The remaining equalities are, for $k\ne j$,
$$\tag2
D_{kk}R_{kj}+\sum_hX_{kh}S_{hj}=0.
$$
If each $S_{hj}$ is a multiple of $D_{kk}$, we can solve for $R_{kj}$: so we get a sufficient condition if $S_{hj}$ is a multiple of $\prod_{r\ne j}D_{rr}$. This requires (by $(1)$) that $D_{11},\ldots,D_{mm}$ are coprime. Thus
A sufficient condition for $M$ to have a right-inverse with integer entries is that
for each $k$, the numbers $D_{kk}, X_{k1},\ldots,X_{kn}$ are coprime;
the numbers $D_{11},\ldots,D_{mm}$ are coprime.

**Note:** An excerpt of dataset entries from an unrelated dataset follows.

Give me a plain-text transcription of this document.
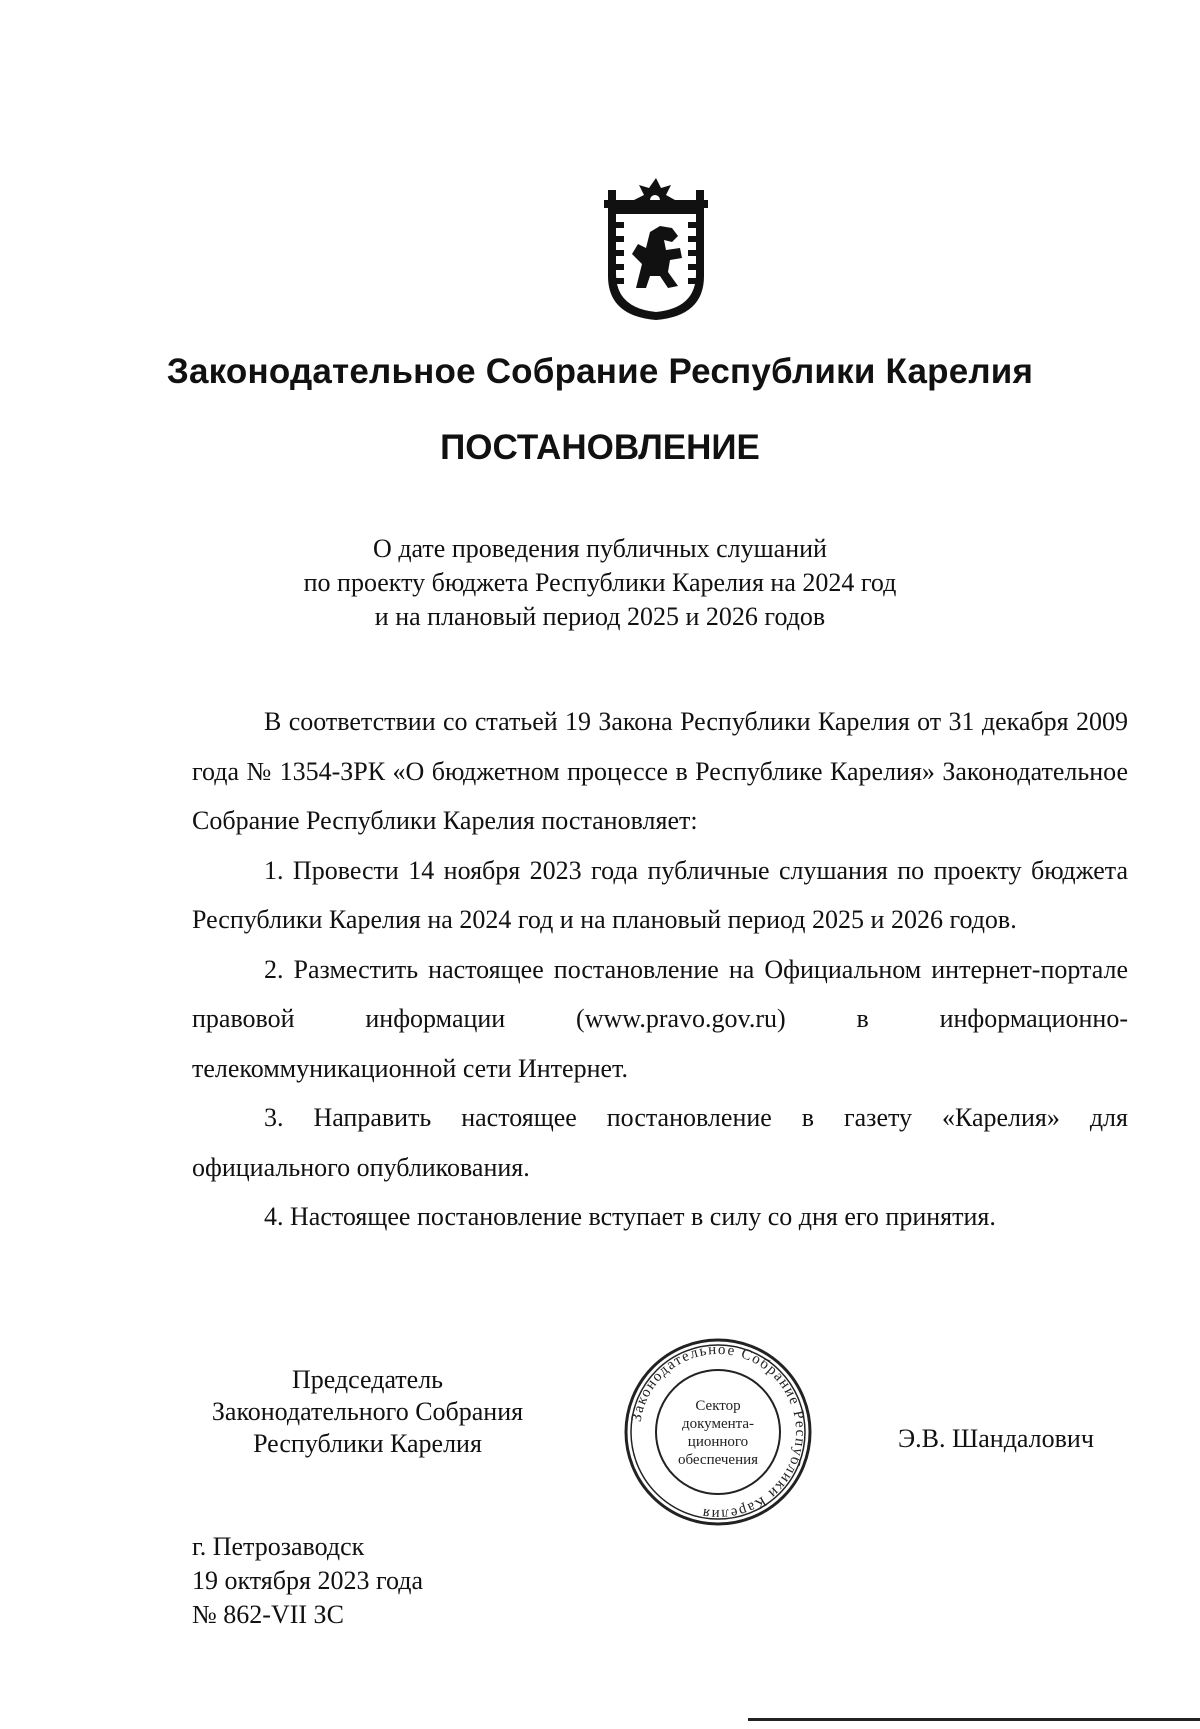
Законодательное Собрание Республики Карелия
ПОСТАНОВЛЕНИЕ
О дате проведения публичных слушаний
по проекту бюджета Республики Карелия на 2024 год
и на плановый период 2025 и 2026 годов

В соответствии со статьей 19 Закона Республики Карелия от 31 декабря 2009 года № 1354-ЗРК «О бюджетном процессе в Республике Карелия» Законодательное Собрание Республики Карелия постановляет:

1. Провести 14 ноября 2023 года публичные слушания по проекту бюджета Республики Карелия на 2024 год и на плановый период 2025 и 2026 годов.

2. Разместить настоящее постановление на Официальном интернет-портале правовой информации (www.pravo.gov.ru) в информационно-телекоммуникационной сети Интернет.

3. Направить настоящее постановление в газету «Карелия» для официального опубликования.

4. Настоящее постановление вступает в силу со дня его принятия.

Председатель
Законодательного Собрания
Республики Карелия
Законодательное Собрание Республики Карелия
Сектор
документа-
ционного
обеспечения
Э.В. Шандалович
г. Петрозаводск
19 октября 2023 года
№ 862-VII ЗС
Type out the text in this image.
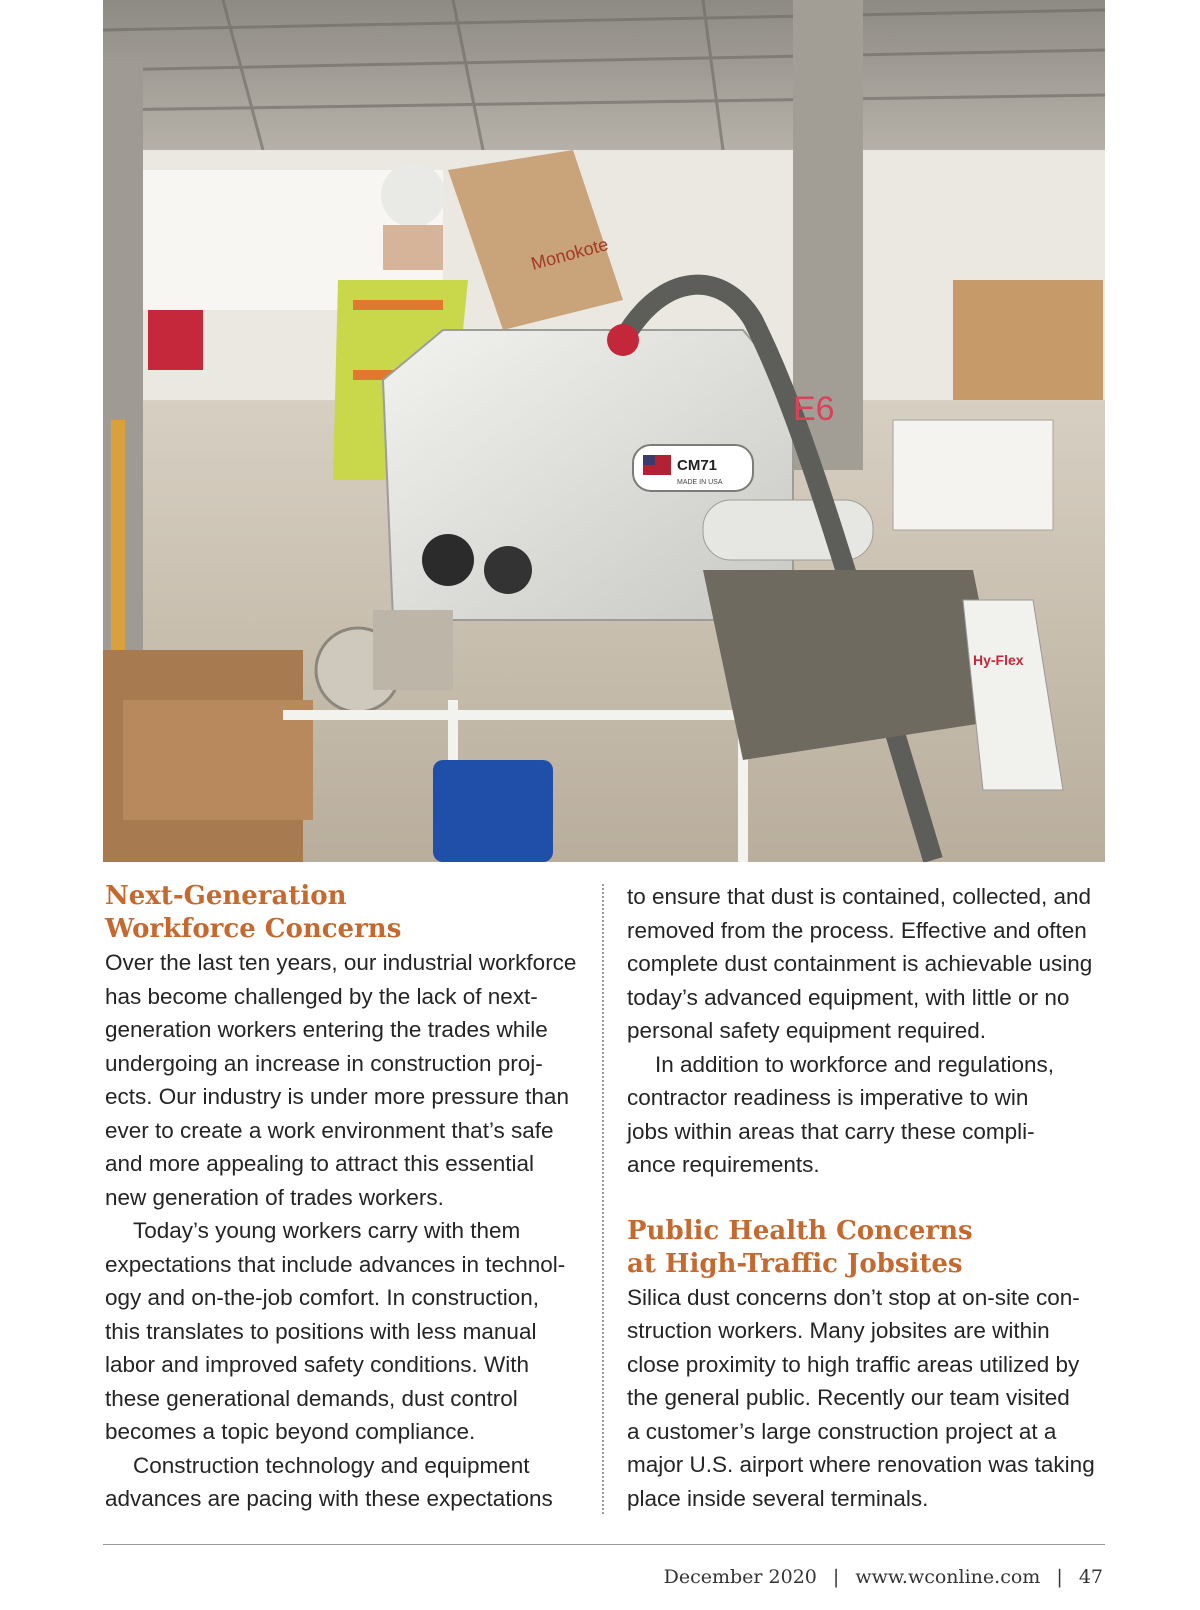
Monokote
CM71
MADE IN USA
Hy-Flex
E6
Next-Generation
Workforce Concerns
Over the last ten years, our industrial workforce
has become challenged by the lack of next-
generation workers entering the trades while
undergoing an increase in construction proj-
ects. Our industry is under more pressure than
ever to create a work environment that’s safe
and more appealing to attract this essential
new generation of trades workers.
Today’s young workers carry with them
expectations that include advances in technol-
ogy and on-the-job comfort. In construction,
this translates to positions with less manual
labor and improved safety conditions. With
these generational demands, dust control
becomes a topic beyond compliance.
Construction technology and equipment
advances are pacing with these expectations
to ensure that dust is contained, collected, and
removed from the process. Effective and often
complete dust containment is achievable using
today’s advanced equipment, with little or no
personal safety equipment required.
In addition to workforce and regulations,
contractor readiness is imperative to win
jobs within areas that carry these compli-
ance requirements.
Public Health Concerns
at High-Traffic Jobsites
Silica dust concerns don’t stop at on-site con-
struction workers. Many jobsites are within
close proximity to high traffic areas utilized by
the general public. Recently our team visited
a customer’s large construction project at a
major U.S. airport where renovation was taking
place inside several terminals.
December 2020 | www.wconline.com | 47
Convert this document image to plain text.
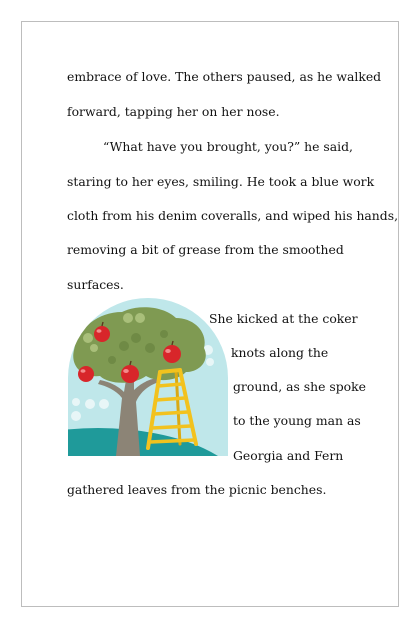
embrace of love. The others paused, as he walked
forward, tapping her on her nose.
“What have you brought, you?” he said,
staring to her eyes, smiling. He took a blue work
cloth from his denim coveralls, and wiped his hands,
removing a bit of grease from the smoothed
surfaces.
She kicked at the coker
knots along the
ground, as she spoke
to the young man as
Georgia and Fern
gathered leaves from the picnic benches.
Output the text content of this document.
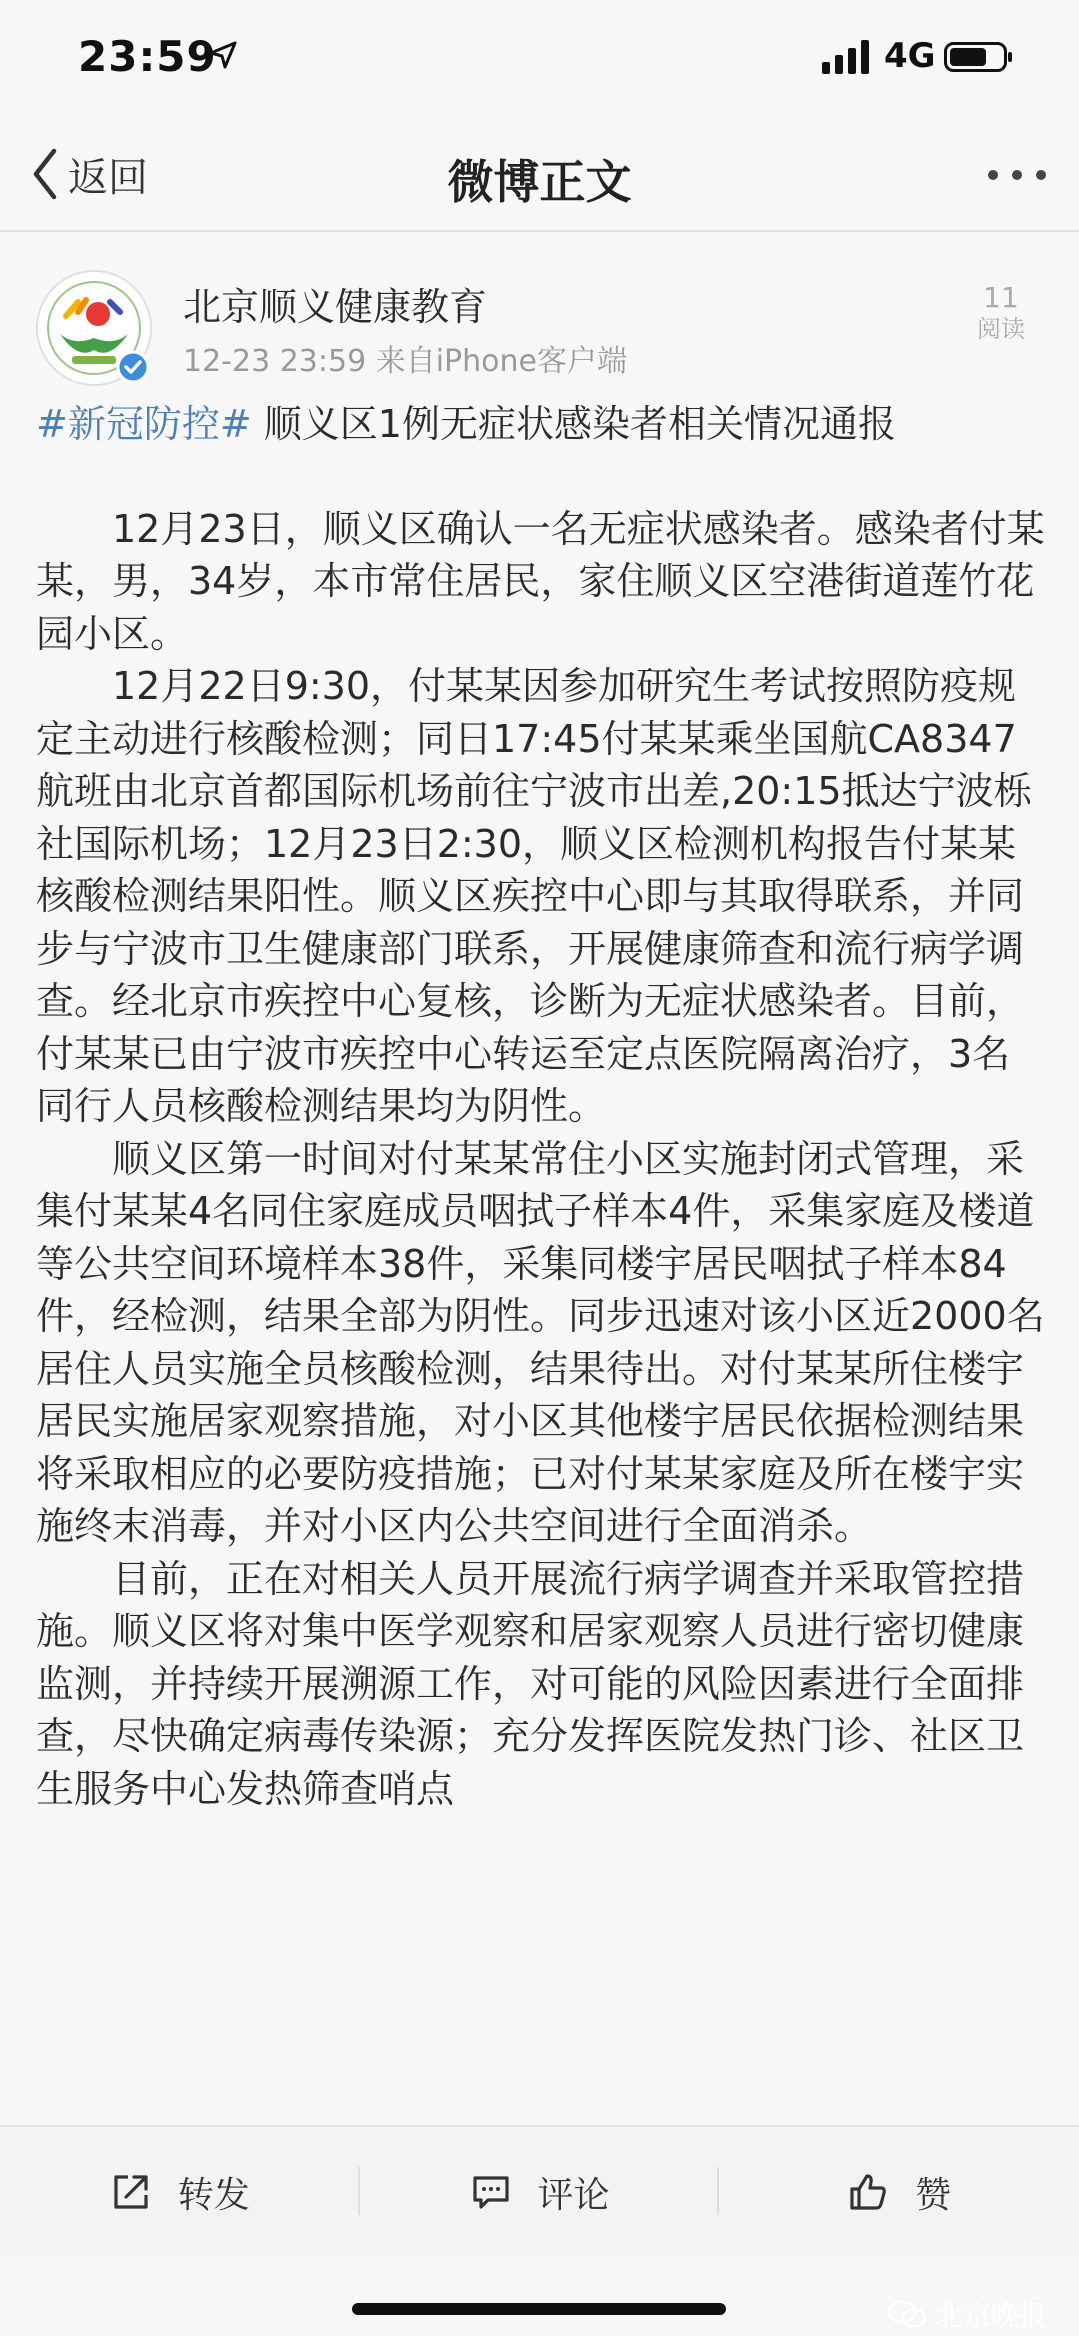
23:59	4G
返回	微博正文
北京顺义健康教育
12-23 23:59 来自iPhone客户端
11
阅读
#新冠防控# 顺义区1例无症状感染者相关情况通报
　　12月23日，顺义区确认一名无症状感染者。感染者付某某，男，34岁，本市常住居民，家住顺义区空港街道莲竹花园小区。
　　12月22日9:30，付某某因参加研究生考试按照防疫规定主动进行核酸检测；同日17:45付某某乘坐国航CA8347航班由北京首都国际机场前往宁波市出差,20:15抵达宁波栎社国际机场；12月23日2:30，顺义区检测机构报告付某某核酸检测结果阳性。顺义区疾控中心即与其取得联系，并同步与宁波市卫生健康部门联系，开展健康筛查和流行病学调查。经北京市疾控中心复核，诊断为无症状感染者。目前，付某某已由宁波市疾控中心转运至定点医院隔离治疗，3名同行人员核酸检测结果均为阴性。
　　顺义区第一时间对付某某常住小区实施封闭式管理，采集付某某4名同住家庭成员咽拭子样本4件，采集家庭及楼道等公共空间环境样本38件，采集同楼宇居民咽拭子样本84件，经检测，结果全部为阴性。同步迅速对该小区近2000名居住人员实施全员核酸检测，结果待出。对付某某所住楼宇居民实施居家观察措施，对小区其他楼宇居民依据检测结果将采取相应的必要防疫措施；已对付某某家庭及所在楼宇实施终末消毒，并对小区内公共空间进行全面消杀。
　　目前，正在对相关人员开展流行病学调查并采取管控措施。顺义区将对集中医学观察和居家观察人员进行密切健康监测，并持续开展溯源工作，对可能的风险因素进行全面排查，尽快确定病毒传染源；充分发挥医院发热门诊、社区卫生服务中心发热筛查哨点
转发	评论	赞
北京晚报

To see an example of how to use this, take
$$
D=\begin{bmatrix} 2&0\\0&3\end{bmatrix},\ \ \ X=\begin{bmatrix}4&5\\6&7 \end{bmatrix} .
$$
We want $S_{hj}=\left(\prod_{r\ne j}D_{rr}\right)\,S_{hj}'$. So the two equalities in $(1)$ become
$$
\begin{cases}1=2R_{11}+X_{11}\times D_{22}\times S_{11}'+X_{12}\times D_{22}\times S_{21}'\\
1=3R_{22}+X_{21}\times D_{11}\times S_{12}'+X_{22}\times D_{11}\times S_{22}'
\end{cases}
$$
That is, we need
$$
\begin{cases} 1=2R_{11}+4\times 3\times S_{11}'+5\times 3\times S_{21}'\\
1=3R_{11}+6\times 2\times S_{12}'+ 7\times 2\times S_{22}'
\end{cases}
$$
For instance (among infinitely many possible choices)
$$
\begin{cases}
1=2(-13)+4\times 3\times 1+5\times 3\times 1\\
1=3\times 9+6\times 2\times (-1)+7\times 2\times (-1)
\end{cases}
$$
This gives us $R_{11}=-13$, $R_{22}=9$, and
$$
S_{11}=3,\ S_{21}=3,\ S_{12}=-2,\ S_{22}=-2.
$$
Now we can write, from $(2)$,
$$
R_{12}=-(X_{11}S_{12}+X_{12}S_{22})/D_{11}=-(4\times (-2)+5\times (-2))/2=9,
$$
$$
R_{21}=-(X_{21}S_{11}+X_{22}S_{21})/D_{22}=-(6\times 3+7\times 3)/3=-13.
$$
So $R=\begin{bmatrix} -13&9\\ -13&9\end{bmatrix}$. Now you can check directly that
$$
\begin{bmatrix} 2&0&4&5\\ 0&3&6&7\end{bmatrix} \begin{bmatrix} -13&9\\-13&9\\ 3&-2\\3&-2\end{bmatrix} =\begin{bmatrix} 1&0\\0&1\end{bmatrix}.
$$
In general we may use that $(2)$ can be written as $$\tag3R_{kj}=-\frac{(XS)_{kj}}{D_{kk}},\ \ \ \ \ k\ne j.$$
For another example, if $D=\begin{bmatrix} 2&0&0\\0&3&0\\0&0&5\end{bmatrix} $ and $M=\begin{bmatrix} 5&7\\4&5\\6&7\end{bmatrix}$ the algorithm, with the choices
\begin{cases}
1=2(-127) + 5\times 30+ 7\times 15 \\
1=3(-43)+ 4\times 20 + 5\times 10\\
1=5\times 23+6\times (-12)+7\times (-6)
\end{cases} gives $R_{11}=-127$, $R_{22}=-43$, $R_{33}=23$, $S=\begin{bmatrix} 30&20&-12\\ 15&10&-6 \end{bmatrix}$ and then using $(3)$
$$
\begin{bmatrix} 2&0&0&5&7\\0&3&0&4&5\\0&0&5&6&7\end{bmatrix}
\begin{bmatrix} -127&-85&51\\ -65&-43&26\\ -57&-38&23\\ 30&20&-12\\ 15&10&-6\end{bmatrix}
=\begin{bmatrix} 1&0&0\\0&1&0\\0&0&1\end{bmatrix}
$$
Finally, note that there are infinitely many choices for the matrix $S$ via $(1)$, so the algorithm produces infinitely many different right inverses.